Prologue: The Importance of Simulation and Power

What is simulation? To put it in a simple way, instead of following the theory, we ‘’let the system play out.’’ As you will soon see, simulation is an essential part of data science and statistics. If the background theoretical work exists, simulation is a good way to verify that theory is indeed correct. Oftentimes, however, there is not a theoretical background, and in such cases, simulation is a great way to get an accurate estimate.

In this lab, you will explore the concept of power (of a hypothesis test). Put simply, the power of a test is the ability of that test to (correctly) reject the null hypothesis. Generally speaking, when comparing two tests, the “better” test is the one with higher power.

More specifically, you will consider the power of the \(z\)-test. Suppose that our observations come from the \(\text{N}(\mu, \sigma=1)\) distribution, where \(\mu\) is unknown, and we wish to test \(\text{H}_0: \mu = 0\) against \(\text{H}_A: \mu \neq 0\). For simplicity, we set \(\alpha\), the probability of making a Type I Error, to be \(0.05\).

As usual, after you are done with each step, change eval = F to eval = T at the beginning of each chunk of codes, and knit the document to HTML to make sure it works. With a warning that knitting might take a while, let us commence.

Part 1: Power Calculation (2.5 Points)

1.1: Generate A Normal Sample (0.5 Points)

Use the rnorm() function to generate a sample of size \(4\) from a normal distribution with mean \(1\) and standard deviation \(1\). Save your output into a vector called sample.

sample <- COMPLETE
sample

1.2: Extract \(p\)-value; Comparison to \(0.05\) (0.5 Points)
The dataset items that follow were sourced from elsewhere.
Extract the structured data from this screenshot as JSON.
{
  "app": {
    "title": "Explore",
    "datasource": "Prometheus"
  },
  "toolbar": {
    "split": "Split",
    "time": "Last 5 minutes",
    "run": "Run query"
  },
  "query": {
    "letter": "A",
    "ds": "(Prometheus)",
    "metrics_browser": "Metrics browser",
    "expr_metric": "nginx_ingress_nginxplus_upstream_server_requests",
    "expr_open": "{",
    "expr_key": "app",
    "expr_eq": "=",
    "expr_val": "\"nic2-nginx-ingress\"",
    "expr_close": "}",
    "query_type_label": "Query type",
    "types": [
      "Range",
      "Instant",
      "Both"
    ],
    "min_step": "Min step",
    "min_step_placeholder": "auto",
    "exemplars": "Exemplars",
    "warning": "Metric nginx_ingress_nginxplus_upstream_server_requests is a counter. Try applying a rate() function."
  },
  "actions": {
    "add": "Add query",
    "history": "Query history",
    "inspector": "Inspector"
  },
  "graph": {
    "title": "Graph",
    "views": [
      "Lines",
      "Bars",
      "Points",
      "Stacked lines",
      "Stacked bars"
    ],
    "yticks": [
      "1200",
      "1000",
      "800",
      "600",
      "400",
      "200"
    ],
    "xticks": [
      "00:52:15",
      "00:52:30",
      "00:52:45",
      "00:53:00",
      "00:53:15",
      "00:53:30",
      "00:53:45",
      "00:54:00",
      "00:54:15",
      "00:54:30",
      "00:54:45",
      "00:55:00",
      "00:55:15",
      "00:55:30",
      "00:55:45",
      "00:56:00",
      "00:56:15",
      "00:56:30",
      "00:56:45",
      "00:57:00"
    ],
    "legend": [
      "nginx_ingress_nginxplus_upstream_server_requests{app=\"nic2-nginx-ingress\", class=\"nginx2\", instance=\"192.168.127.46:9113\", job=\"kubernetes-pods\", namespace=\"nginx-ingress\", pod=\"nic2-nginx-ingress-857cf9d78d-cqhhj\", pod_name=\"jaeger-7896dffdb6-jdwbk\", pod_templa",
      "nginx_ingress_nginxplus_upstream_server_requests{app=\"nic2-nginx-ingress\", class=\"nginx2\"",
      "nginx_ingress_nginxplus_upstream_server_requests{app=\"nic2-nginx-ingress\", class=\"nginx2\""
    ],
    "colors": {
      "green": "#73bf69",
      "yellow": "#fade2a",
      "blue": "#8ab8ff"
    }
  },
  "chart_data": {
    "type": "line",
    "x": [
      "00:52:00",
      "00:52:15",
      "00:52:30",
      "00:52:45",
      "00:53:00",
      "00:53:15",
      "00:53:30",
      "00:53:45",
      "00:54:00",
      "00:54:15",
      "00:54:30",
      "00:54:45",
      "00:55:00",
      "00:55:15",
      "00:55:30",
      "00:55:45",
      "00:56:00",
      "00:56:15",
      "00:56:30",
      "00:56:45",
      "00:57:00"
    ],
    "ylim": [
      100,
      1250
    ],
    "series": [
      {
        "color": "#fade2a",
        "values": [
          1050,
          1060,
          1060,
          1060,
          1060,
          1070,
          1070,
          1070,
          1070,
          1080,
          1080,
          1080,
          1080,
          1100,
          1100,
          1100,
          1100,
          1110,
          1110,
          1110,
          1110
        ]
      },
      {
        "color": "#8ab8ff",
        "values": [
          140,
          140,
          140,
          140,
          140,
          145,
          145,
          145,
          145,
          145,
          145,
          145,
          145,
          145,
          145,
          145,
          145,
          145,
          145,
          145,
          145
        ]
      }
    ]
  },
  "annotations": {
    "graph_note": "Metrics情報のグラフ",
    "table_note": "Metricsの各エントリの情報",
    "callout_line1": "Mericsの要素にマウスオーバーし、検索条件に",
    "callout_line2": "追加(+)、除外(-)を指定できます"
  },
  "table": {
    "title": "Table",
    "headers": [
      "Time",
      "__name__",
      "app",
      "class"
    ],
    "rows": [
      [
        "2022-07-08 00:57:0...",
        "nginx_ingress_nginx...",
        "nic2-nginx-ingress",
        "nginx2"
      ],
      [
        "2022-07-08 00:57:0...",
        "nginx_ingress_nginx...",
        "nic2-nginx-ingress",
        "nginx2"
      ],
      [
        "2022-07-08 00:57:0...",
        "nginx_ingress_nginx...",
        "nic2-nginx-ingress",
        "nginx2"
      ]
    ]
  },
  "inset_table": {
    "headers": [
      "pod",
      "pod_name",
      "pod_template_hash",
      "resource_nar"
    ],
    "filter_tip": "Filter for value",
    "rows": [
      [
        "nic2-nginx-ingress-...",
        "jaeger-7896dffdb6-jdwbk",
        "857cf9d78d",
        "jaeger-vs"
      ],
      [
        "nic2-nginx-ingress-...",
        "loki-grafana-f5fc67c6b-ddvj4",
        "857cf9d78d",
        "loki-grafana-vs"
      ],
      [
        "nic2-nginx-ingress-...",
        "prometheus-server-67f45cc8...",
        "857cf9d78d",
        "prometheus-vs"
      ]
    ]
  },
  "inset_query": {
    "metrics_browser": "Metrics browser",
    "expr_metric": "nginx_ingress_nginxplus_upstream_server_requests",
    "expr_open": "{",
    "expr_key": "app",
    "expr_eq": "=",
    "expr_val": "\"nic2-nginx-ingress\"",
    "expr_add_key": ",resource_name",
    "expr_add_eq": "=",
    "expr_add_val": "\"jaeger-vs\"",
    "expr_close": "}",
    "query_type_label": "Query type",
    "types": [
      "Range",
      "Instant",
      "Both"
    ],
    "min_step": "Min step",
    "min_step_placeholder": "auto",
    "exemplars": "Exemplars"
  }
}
Now, grab sample and run it through the command z.test, as given below. You will see that the output is quite complex, and we are only interested in the \(p\)-value. Not to worry—the code to extract the \(p\)-value is given below. Write a logical statement that returns TRUE if the \(p\)-value is less than or equal to \(0.05\), and FALSE otherwise.
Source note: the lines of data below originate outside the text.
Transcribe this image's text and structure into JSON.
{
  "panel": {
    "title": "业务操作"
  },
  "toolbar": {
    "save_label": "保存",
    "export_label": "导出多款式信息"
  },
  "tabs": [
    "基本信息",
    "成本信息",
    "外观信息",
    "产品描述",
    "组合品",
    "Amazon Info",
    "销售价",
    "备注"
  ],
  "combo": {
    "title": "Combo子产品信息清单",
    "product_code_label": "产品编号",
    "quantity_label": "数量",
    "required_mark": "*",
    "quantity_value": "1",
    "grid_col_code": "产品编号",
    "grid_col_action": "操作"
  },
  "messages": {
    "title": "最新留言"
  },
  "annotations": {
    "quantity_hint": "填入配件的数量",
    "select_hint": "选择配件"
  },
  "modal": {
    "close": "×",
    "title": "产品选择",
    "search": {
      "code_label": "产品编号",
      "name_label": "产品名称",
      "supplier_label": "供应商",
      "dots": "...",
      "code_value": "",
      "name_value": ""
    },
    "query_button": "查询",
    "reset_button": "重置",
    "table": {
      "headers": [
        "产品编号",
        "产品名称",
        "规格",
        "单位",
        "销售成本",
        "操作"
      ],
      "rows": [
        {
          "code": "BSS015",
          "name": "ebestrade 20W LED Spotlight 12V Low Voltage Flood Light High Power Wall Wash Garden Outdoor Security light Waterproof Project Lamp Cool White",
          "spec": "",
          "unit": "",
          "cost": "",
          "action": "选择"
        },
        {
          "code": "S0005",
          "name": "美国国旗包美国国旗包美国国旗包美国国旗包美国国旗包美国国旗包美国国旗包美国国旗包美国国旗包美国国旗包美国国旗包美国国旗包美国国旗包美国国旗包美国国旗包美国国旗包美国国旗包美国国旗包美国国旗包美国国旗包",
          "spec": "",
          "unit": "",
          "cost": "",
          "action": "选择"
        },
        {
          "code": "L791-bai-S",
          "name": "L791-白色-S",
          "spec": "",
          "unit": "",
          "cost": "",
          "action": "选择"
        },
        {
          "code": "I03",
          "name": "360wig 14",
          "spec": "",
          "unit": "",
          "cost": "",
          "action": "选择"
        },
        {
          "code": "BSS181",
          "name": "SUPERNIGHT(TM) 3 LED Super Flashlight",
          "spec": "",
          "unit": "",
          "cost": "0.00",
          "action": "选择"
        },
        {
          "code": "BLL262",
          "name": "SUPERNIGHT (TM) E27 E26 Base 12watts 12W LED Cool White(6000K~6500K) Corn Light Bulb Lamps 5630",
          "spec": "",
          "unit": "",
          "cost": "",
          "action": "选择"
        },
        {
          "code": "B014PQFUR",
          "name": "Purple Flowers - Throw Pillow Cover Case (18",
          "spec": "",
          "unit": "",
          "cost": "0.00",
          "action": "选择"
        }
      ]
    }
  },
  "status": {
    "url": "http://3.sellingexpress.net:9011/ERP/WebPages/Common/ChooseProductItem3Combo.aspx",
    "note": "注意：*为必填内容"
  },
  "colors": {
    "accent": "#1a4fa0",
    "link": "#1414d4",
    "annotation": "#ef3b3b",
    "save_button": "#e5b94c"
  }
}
Play around with the command a little to see that you can get both TRUE and FALSE as outcomes. You need not show this in your write-up, though.

Pro-tip: If you are thinking of an if-else statement, there is a shortcut. Ask your lab instructor about it.

z.test(sample, sigma.x = 1) ## DO NOT CHANGE
pVal <- z.test(sample, sigma.x = 1)$p.value ## DO NOT CHANGE
compare <- COMPLETE
compare ## DO NOT CHANGE

1.3: Calculate Power (1 Point)

To estimate the power of the test when \(\mu=1\), we want to see how many times, out of a large number of trials, that our test correctly reject the null hypothesis. Thus, we repeat the same process above for \(10,000\) times, and every time the \(p\)-value falls below \(0.05\), we add one to our count. At the end of this process, we take our count and divide by \(10,000\)—that will be our estimated power for the \(z\)-test when \(\mu = 1\). Complete the chunk of codes below to execute this task.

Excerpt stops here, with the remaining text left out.